Honey Bees

Cynthia has been a beekeeper since 2010.  Her desire to support colonies of bees was inspired by news about colony collapse disorder. After doing some research Cynthia choose a top bar hive for sheltering the bees that live in her back yard in Auburn, NY and on her 20 acres of meadows and forest in Sterling, NY. Both locations have access to fruit trees, berry plants and flowers that blossom through out the growing season.

 

A World Without Bees

by Allison Benjamin and Brian McCallum

Experts posted here with permission from Claiborne Hancock Pegasus Books US

 

  • “With honeybees responsible for so much of what we eat, the list you scribble before the trip to the supermarket would get shorter and become less palatable.  Off comes the honey, followed by fruit, save for bananas and pineapples, and most vegetables, along with protein-rich beans, meat and dairy products.

  • It sounds odd when you say no bees equals no steak and no bacon.  The connection is not obvious, but without bees to pollinate crops grown for cattle and pig feed that could happen.  And it won’t just be joints of meat that go:  cheese, milk and even ice cream could disappear, or become prohibitively expensive.

  • Honeybees also dramatically increase yields of coffee, so without them the shelves of rich-smelling beans would be sparsely filled.  And where dozens of types of cooking oils used to stand, only a couple – walnut and olive – would remain.  The fish counter might still be stocked – but with fewer sources of protein available the seas will probably have been plundered.

  • That leaves bread.  But what do you spread on it?  Rice and pasta are plentiful, but where are the ingredients to make a tasty sauce?  And let’s hope you can get used to pizza with no cheese toppings, taco shells without refried beans, and noodles with no bean sprouts.

  • Breakfast will contain a dry piece of toast, a bowl of porridge made with water, and an egg.  No fruit juice to wash it down.  You couldn’t even substitute soya milk for cows’ as the bean from which it is extracted relies on bee pollination.

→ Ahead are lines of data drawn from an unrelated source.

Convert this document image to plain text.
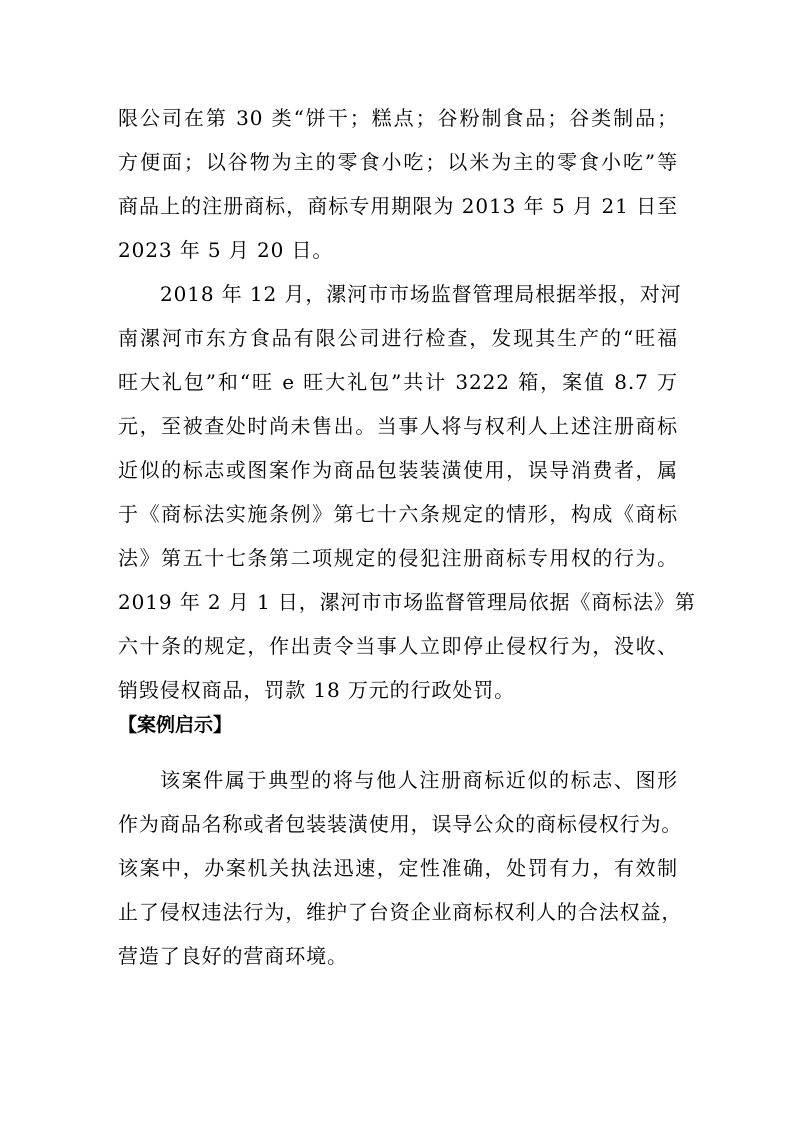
限公司在第 30 类“饼干；糕点；谷粉制食品；谷类制品；
方便面；以谷物为主的零食小吃；以米为主的零食小吃”等
商品上的注册商标，商标专用期限为 2013 年 5 月 21 日至
2023 年 5 月 20 日。
2018 年 12 月，漯河市市场监督管理局根据举报，对河
南漯河市东方食品有限公司进行检查，发现其生产的“旺福
旺大礼包”和“旺 e 旺大礼包”共计 3222 箱，案值 8.7 万
元，至被查处时尚未售出。当事人将与权利人上述注册商标
近似的标志或图案作为商品包装装潢使用，误导消费者，属
于《商标法实施条例》第七十六条规定的情形，构成《商标
法》第五十七条第二项规定的侵犯注册商标专用权的行为。
2019 年 2 月 1 日，漯河市市场监督管理局依据《商标法》第
六十条的规定，作出责令当事人立即停止侵权行为，没收、
销毁侵权商品，罚款 18 万元的行政处罚。
【案例启示】
该案件属于典型的将与他人注册商标近似的标志、图形
作为商品名称或者包装装潢使用，误导公众的商标侵权行为。
该案中，办案机关执法迅速，定性准确，处罚有力，有效制
止了侵权违法行为，维护了台资企业商标权利人的合法权益，
营造了良好的营商环境。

  • Think about what you have just had for lunch:  a sandwich, a bowl of soup or a salad, perhaps.  How much of that would have been possible without vegetables or a slice of cheese?  And tonight’s meal:  how would you prepare that with just cereals and grains.”

  • “But it’s not just our diets that would change beyond all recognition if bees were to vanish.  We would also have to give up the clothes on our backs, from T-shirts and jeans to chinos and denim shirts.  The cotton plant that clothes us has far higher yields when pollinated by honeybees.

  • Medicines also rely on flowering plants pollinated by bees.”

  •  Plants also feature heavily in the lexicon of alternative medicine.  The herbal industry promotes thousands of “natural” remedies for common ailments, ranging from evening primrose oil, made from crushed seeds of the plant,…,to the flowers of St John’s wort that are used in teas and tablets to relive anxiety and mild depression.

  • Beeswax has over 120 industrial uses in drugs, polishes, lubricants and skin care products.”

  • “Just a basic understanding of food chains explains why removing the honeybees from the equation would break the link that begins with flowering plants.  Without flowering plants being pollinated, there would be far fewer seeds, roots, leaves, flowers or fruits for birds and small mammals to eat and they would die.